Unlikely to help but no one can be certain without seeing the actual process - even a process narrative would help.

Ideally, you need to benchmark the segments of the process to see where the delays and slowness really exist. Just log the current time/seconds to the console throughout the script to see where resources take the longest.

I’ll bet a fine latte the hash index is not what’s slowing this down to the point of time-out. :winking_face:

I agree that the creation of the hash index should should be very quick. If the building of the hash is taking more than a couple of seconds at most, it probably isn’t being built efficiently.

Does the script run in scripting app? How long does it take in scripting app?

Nick_Richards
5 - Automation Enthusiast
5 - Automation Enthusiast

Thanks for the info @Bill.French.
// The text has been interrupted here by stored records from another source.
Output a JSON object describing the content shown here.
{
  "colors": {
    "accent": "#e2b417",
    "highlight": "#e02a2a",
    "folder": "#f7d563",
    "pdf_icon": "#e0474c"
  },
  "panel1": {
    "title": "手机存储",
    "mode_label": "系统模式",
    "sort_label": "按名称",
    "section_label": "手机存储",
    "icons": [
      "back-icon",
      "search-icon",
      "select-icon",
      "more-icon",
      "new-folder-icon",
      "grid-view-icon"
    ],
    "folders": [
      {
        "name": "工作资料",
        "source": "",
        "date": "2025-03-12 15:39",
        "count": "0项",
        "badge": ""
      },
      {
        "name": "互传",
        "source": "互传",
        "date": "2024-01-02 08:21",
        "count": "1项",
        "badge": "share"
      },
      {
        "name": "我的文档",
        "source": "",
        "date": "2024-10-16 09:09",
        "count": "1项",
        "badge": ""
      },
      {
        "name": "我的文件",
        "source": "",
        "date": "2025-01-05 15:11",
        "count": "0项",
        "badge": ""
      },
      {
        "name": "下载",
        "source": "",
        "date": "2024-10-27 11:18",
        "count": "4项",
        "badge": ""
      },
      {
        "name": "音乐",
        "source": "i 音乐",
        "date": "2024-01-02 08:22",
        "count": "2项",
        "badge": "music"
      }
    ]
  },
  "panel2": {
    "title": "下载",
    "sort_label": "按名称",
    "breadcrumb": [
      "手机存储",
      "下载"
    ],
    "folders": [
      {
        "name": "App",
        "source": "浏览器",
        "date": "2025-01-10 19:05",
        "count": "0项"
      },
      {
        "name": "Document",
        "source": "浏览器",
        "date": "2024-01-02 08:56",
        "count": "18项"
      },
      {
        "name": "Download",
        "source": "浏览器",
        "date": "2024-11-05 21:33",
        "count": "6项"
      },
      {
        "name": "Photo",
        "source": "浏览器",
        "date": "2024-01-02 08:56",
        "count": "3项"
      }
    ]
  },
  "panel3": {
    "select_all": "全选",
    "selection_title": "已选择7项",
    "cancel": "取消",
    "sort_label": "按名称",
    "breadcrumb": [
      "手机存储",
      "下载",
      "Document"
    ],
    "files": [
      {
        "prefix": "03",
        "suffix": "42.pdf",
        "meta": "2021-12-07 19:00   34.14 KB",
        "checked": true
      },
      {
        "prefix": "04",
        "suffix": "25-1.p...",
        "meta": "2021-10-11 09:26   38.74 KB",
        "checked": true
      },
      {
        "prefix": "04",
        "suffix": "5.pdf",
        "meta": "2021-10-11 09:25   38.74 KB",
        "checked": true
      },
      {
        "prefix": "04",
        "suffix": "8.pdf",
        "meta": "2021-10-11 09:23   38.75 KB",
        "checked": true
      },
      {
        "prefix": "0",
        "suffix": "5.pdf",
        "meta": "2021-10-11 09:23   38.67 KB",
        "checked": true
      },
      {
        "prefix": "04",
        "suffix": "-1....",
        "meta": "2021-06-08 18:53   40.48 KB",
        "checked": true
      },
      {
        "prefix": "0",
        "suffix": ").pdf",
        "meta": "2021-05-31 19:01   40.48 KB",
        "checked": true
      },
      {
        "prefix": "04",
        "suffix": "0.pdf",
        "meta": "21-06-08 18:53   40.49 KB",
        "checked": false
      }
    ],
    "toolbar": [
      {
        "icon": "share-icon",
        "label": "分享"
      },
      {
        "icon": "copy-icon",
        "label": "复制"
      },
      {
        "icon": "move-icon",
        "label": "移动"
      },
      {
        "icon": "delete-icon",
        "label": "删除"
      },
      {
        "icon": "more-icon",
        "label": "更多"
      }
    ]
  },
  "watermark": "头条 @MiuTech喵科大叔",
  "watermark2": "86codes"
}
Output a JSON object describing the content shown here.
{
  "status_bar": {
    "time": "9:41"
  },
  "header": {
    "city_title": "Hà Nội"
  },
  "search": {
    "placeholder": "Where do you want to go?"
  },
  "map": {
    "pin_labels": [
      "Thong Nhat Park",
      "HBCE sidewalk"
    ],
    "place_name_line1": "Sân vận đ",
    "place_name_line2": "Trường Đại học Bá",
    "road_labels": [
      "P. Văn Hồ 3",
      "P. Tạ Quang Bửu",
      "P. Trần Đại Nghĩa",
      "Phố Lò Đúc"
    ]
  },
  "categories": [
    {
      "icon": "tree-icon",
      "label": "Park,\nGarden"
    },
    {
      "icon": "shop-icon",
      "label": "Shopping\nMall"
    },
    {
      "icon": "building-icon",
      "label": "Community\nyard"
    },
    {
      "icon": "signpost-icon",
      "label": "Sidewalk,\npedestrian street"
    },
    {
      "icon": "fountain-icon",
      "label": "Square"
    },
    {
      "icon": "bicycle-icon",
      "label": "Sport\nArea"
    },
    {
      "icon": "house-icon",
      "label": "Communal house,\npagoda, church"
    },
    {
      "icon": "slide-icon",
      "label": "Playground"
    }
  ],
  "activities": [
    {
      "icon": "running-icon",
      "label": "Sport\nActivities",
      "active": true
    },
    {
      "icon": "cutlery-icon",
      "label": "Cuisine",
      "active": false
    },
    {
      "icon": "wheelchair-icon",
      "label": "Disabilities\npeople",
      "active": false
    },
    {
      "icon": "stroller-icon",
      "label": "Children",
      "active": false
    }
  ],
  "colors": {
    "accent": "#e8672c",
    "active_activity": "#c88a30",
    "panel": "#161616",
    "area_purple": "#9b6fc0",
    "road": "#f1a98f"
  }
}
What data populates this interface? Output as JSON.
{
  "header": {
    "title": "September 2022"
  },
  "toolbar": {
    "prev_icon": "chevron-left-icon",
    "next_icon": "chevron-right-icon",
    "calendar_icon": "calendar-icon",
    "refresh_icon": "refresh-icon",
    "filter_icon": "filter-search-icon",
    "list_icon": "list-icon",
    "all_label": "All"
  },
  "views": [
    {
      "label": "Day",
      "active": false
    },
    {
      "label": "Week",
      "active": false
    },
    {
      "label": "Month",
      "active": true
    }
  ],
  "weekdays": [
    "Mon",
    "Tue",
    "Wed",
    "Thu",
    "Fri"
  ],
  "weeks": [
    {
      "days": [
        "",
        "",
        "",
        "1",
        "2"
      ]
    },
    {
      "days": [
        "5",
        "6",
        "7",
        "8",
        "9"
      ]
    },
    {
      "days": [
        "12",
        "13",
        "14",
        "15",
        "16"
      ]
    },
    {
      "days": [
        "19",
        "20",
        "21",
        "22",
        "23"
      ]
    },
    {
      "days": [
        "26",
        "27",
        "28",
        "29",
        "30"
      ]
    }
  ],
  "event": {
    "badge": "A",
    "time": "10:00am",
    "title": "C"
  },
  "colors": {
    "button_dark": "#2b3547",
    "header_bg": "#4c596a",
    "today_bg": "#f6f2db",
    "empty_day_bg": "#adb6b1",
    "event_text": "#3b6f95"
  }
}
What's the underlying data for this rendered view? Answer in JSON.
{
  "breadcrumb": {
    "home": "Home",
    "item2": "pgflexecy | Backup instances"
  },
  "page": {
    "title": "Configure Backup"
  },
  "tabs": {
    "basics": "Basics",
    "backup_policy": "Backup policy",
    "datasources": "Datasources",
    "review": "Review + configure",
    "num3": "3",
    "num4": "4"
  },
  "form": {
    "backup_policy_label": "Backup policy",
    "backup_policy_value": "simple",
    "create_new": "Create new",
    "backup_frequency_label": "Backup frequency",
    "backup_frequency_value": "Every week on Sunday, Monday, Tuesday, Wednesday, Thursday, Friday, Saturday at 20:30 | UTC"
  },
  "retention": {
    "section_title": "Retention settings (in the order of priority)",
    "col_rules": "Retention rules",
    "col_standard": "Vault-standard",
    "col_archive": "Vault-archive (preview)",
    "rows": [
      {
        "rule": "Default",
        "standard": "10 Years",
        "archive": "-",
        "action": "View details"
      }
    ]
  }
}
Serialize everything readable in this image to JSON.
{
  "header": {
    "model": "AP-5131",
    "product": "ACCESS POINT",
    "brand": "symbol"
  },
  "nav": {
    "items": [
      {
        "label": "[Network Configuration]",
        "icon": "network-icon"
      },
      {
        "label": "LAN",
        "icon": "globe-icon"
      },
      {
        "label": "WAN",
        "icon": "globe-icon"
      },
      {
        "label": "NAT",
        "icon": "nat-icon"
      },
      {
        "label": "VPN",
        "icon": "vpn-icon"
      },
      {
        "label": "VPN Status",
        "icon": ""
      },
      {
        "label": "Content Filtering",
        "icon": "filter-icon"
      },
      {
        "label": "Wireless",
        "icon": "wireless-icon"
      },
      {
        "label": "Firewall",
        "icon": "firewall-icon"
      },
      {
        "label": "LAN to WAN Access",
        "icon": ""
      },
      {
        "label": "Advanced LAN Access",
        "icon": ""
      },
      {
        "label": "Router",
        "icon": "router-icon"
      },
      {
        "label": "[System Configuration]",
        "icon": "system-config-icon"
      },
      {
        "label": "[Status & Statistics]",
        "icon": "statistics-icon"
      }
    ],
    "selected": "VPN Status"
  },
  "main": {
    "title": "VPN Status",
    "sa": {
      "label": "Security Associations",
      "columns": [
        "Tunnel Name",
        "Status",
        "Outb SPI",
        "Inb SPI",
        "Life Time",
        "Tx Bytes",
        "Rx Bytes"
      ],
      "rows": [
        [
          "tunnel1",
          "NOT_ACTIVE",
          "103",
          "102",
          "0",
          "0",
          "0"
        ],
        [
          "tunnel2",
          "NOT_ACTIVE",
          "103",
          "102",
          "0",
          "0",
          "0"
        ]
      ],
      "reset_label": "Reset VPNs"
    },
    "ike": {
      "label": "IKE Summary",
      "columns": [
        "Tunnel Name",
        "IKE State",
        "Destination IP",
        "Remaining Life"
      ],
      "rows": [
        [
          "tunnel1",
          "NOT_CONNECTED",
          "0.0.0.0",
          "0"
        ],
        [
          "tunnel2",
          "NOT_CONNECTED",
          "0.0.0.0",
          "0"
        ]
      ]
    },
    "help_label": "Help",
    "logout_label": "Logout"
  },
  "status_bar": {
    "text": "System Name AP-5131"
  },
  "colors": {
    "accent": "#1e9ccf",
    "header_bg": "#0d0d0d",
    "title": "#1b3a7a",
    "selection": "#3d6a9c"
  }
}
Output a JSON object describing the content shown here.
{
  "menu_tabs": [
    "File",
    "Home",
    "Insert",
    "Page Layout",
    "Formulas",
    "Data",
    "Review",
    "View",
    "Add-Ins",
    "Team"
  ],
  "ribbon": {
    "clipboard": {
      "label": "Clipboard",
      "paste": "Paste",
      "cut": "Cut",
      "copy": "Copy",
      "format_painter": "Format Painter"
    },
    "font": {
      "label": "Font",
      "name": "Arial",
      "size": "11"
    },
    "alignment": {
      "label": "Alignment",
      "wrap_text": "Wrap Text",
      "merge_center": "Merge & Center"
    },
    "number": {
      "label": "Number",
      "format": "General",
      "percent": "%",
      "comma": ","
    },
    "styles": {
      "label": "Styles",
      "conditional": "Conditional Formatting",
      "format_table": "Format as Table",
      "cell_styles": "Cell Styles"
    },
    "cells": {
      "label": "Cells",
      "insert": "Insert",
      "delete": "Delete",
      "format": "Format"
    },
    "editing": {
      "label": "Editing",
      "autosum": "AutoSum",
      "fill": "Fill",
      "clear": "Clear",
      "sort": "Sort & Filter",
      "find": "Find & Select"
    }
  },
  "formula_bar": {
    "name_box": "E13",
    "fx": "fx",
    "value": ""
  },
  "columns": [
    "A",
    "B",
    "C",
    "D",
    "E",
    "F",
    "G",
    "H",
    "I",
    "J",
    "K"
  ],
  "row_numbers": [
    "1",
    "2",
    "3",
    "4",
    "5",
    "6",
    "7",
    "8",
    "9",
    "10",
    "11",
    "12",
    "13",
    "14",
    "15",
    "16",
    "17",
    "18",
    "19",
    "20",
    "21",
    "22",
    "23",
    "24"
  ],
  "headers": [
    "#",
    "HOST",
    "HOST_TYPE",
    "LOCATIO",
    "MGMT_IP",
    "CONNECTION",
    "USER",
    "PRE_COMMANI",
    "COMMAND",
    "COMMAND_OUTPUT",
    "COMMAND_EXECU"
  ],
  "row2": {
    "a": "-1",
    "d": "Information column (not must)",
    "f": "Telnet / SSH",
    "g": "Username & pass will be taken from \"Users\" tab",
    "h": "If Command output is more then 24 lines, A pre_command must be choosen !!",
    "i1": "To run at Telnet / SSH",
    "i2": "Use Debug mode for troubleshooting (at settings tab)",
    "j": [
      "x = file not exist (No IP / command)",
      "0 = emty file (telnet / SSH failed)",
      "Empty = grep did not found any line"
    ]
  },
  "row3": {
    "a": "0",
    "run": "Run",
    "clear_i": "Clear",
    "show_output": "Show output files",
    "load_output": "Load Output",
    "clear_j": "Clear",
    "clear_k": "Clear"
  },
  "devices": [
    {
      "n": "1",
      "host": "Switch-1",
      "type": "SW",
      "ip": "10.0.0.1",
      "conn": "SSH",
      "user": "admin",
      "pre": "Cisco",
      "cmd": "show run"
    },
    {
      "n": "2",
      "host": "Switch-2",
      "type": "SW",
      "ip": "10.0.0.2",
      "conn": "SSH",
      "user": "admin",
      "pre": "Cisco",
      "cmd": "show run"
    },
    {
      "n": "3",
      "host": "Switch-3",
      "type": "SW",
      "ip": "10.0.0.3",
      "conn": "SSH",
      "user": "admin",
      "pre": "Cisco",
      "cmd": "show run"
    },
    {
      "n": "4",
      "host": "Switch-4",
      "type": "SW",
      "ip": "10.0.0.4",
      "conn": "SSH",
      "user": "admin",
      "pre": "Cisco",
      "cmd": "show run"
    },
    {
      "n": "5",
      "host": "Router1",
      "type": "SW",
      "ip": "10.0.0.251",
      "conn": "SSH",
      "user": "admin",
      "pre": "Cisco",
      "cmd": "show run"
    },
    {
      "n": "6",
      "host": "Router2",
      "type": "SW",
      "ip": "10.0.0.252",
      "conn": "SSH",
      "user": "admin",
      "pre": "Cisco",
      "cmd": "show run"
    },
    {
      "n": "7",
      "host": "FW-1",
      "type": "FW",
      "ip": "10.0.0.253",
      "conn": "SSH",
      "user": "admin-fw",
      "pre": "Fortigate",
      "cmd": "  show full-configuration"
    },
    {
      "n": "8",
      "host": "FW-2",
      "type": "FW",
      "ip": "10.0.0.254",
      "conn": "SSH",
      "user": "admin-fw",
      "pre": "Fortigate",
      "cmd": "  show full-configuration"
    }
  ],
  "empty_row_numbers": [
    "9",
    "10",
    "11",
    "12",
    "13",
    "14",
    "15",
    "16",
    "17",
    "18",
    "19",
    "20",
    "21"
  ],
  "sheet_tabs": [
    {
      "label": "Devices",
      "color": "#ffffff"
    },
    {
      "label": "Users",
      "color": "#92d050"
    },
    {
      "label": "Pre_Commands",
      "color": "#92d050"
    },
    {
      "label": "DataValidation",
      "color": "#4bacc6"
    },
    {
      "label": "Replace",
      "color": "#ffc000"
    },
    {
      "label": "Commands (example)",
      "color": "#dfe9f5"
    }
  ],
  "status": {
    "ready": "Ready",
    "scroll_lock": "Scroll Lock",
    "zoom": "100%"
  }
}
If you had to update a bunch of records, would you use the hash index in some way? Once a quarter, I need to update a single field for all records but I hit the timeout before it updates them all. How can I speed this up? My script is 8 lines long, one for loop across all records and updating a single field. Doesn’t seem like it should take this long.

Oh, and it’s just 150 records, so not a big dataset either.

You are probably updating the records one at a time instead of in batches. If you want to improve your scripting skills, you should learn to update records in batches.

But the easiest way to deal with it is probably to convert the script to Scripting Extension instead of an automation. Scripting Extension doesn’t have the same time limits. If you are worried that you will forget to run the script, have the automation send an email nagging to get it done.

Hashes are most useful when you need to find records based on a field value. They can speed things up if a script takes a lot of time searching for records. But if your script is taking most of its time writing updates, a hash won’t help that part.